Not Guilty
Take it from someone who lives there--Wisconsin's winters are long, cold and exceptionally dull. The one upside to the endless downtime of an arctic winter is that it leaves motorcyclists plenty of time for projects--tricking out bikes, taking care of long-ignored maintenance or, in the case of the d-Aces' Cory Kufahl and Dan Urban, editing hours and hours of killer wheelie and stoppie loops into Not Guilty, the Wisconsin-based stunt duo's second DVD. Not Guilty doesn't break any new ground contentwise, it just serves up a solid hour of distraction-free motorcycle stunts. Save for a little fiddy action, a few seconds of BMX freestyle and a single wheelchair stunt, Not Guilty is straight-up streetbikes. Make that speedy streetbikes. Fans tired of slow-wheelie contests and the endless circles that dominate some stunt videos will no doubt find the d-Ace's straightforward focus on high-speed wheelies, stoppies and burnouts refreshing. As the video progresses, though, you can see Kufahl slowing his wheelies down and scraping the 12-bar. You get the idea that the d-Aces' third video release, No Mercy, which will drop later this spring, is going to highlight the duo's transition to the more technical slow-speed tricks Kufahl and Urban have been busting at recent comps. Don't let that diminish this effort, though; if nothing else, Not Guilty proves that the d-Aces didn't waste that last Wisconsin winter.
--Aaron P. Frank

Get On Up
Seven years of street freestyle videos before someone finally paired L.A. trickster Jason Britton with old-school funk music from the Godfather of Soul hisself, James Brown? Unbelievable. Thank god, then, for No Limit Extreme Entertainment, which finally put the two together on the new DVD Get On Up. The result is the rump-shakinest freestyle video to come down the pike in years, full of music that'll pack the dance floor and Britton's slicker-than-a-New-Orleans-pimp stunt moves. Filmed entirely on the Left Coast, Get On Up features the multitalented Britton (who also starred in the corner-carving classic All Twisted and Pucked Up) running his GSX-R750 through a rigorous repertoire of freestyle moves. Britton, known for his disciplined practice regimen, has it all on lockdown: high chairs, acrobatics, crossover endos and miles-long stand-ups, all performed with the perfection of a Hollywood stunt man (which Britton is). Rappers Ice-T and Ice Cube both chill and interview the B-Man during the DVD, and Britton is modest enough to include some emergency-room and crash footage proving that even the pros lose it once in a while.

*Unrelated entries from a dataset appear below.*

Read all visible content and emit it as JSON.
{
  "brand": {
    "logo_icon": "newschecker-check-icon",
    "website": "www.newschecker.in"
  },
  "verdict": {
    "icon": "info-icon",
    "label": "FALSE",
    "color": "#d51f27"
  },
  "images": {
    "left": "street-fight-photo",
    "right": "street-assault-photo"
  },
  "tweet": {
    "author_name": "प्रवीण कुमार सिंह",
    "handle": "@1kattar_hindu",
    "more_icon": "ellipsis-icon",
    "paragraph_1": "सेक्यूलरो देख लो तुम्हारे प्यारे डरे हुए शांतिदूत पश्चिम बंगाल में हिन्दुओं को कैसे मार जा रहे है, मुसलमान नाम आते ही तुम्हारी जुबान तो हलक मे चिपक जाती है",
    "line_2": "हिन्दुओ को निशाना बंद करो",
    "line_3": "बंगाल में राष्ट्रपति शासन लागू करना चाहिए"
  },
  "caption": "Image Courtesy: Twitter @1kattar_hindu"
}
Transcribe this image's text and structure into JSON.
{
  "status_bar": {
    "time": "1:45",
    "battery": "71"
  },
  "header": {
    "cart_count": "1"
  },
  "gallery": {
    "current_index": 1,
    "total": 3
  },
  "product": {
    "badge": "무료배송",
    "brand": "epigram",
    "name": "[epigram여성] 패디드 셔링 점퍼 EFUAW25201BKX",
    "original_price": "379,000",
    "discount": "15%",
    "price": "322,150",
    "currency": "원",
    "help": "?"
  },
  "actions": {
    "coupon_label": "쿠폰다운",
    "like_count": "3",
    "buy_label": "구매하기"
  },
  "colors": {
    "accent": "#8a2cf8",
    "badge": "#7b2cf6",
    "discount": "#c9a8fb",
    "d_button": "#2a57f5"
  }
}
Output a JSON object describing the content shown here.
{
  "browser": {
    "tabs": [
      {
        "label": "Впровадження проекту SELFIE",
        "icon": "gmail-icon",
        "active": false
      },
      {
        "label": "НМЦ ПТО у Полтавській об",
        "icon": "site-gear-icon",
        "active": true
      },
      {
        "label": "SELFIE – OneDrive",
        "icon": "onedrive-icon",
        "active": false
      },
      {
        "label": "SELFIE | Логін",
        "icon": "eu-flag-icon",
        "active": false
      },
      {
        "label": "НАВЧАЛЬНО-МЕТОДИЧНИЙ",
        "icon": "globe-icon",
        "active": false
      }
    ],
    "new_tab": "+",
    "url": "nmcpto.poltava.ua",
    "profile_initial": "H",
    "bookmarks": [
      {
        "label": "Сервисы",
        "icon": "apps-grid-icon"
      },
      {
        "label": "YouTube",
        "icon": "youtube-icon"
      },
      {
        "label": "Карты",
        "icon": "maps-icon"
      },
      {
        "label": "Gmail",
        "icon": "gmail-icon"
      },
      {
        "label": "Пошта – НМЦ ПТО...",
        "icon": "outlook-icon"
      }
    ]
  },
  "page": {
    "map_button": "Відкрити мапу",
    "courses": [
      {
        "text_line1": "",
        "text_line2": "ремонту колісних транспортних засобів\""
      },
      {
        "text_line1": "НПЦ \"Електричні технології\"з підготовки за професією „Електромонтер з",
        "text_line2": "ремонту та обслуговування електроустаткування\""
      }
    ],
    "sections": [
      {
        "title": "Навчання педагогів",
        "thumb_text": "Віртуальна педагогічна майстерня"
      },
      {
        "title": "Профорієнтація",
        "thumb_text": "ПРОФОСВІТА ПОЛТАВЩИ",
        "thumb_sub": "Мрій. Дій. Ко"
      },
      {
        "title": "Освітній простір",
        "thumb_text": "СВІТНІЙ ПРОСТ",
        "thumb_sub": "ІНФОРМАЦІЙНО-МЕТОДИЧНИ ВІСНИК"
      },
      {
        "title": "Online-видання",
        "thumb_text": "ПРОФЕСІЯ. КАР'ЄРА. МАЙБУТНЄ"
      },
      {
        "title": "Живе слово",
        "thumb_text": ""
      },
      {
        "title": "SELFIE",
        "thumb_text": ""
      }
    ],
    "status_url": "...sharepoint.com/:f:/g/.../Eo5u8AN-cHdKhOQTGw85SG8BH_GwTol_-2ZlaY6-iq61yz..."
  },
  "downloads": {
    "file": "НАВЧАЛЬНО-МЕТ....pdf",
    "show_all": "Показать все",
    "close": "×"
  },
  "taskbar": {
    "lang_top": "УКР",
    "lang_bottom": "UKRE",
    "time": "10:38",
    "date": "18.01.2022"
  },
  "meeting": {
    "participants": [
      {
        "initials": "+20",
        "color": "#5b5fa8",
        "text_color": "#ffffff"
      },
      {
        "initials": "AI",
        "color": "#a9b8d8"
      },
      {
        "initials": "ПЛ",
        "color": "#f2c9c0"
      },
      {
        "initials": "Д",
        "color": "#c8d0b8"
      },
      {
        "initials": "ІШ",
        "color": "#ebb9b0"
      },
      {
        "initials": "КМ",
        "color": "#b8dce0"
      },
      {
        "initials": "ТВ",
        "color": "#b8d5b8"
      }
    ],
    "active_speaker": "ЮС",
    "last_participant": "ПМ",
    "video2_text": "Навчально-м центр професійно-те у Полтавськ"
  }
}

Britton is backed up on this vid by worthy counterparts Alex Flores and Darius Khashabi, a pair of seriously gifted no-handed wheelie masters, and the action is peppered with brief cheesecake shots of biker-rally beer girls to break things up when the freeway footage starts to drag. And that funkadelic soundtrack! To pinch one of the Godfather's famous lines, "Good God Ya'll!"
--Mike Seate

A Few Loose Screws
Make no mistake: Dan is the Man. If Dan Jackson's total domination of this year's XSBA National Championships (page 58) hasn't already convinced you of his serious street skills, his latest DVD, A Few Loose Screws, will seal the deal. A collection of his best on-bike performances from the past year coupled with some first-rate jackass footage makes this latest effort a 11/2-hour-long hoot. Jackson's one-of-a-kind competition tricks--unbelievable ankle stoppies, switchback burnouts, even an ill-advised switchback wheelie (no, he doesn't ride it out)--are spotlighted here, along with plenty of garden-variety high-speed wheelies, acrobatics and skitches. When the street action starts to fade the editors cut in some freestyle motocross footage (Jackson is also a highly skilled FMXer) or some sick 50cc racing from Jackson's backyard motocross track to underline Crazy Dan's extreme versatility. But as good as the on-bike action is, it's really Jackson and friends' jackass antics that set this DVD apart. Much of it is hilarious (rolling stoppies in a Toyota Corolla wagon, jumping 50s over a couch inside an apartment); some is cathartic (watching Jackson take a chainsaw to an uncooperative computer); and some is just plain crazy (Jackson skitching alongside his Ford F-250 at 80 mph with a trailer in tow and no one in the cab!). It all proves that stunters really do have more fun than the rest of us. And the best stunters have the most fun of all.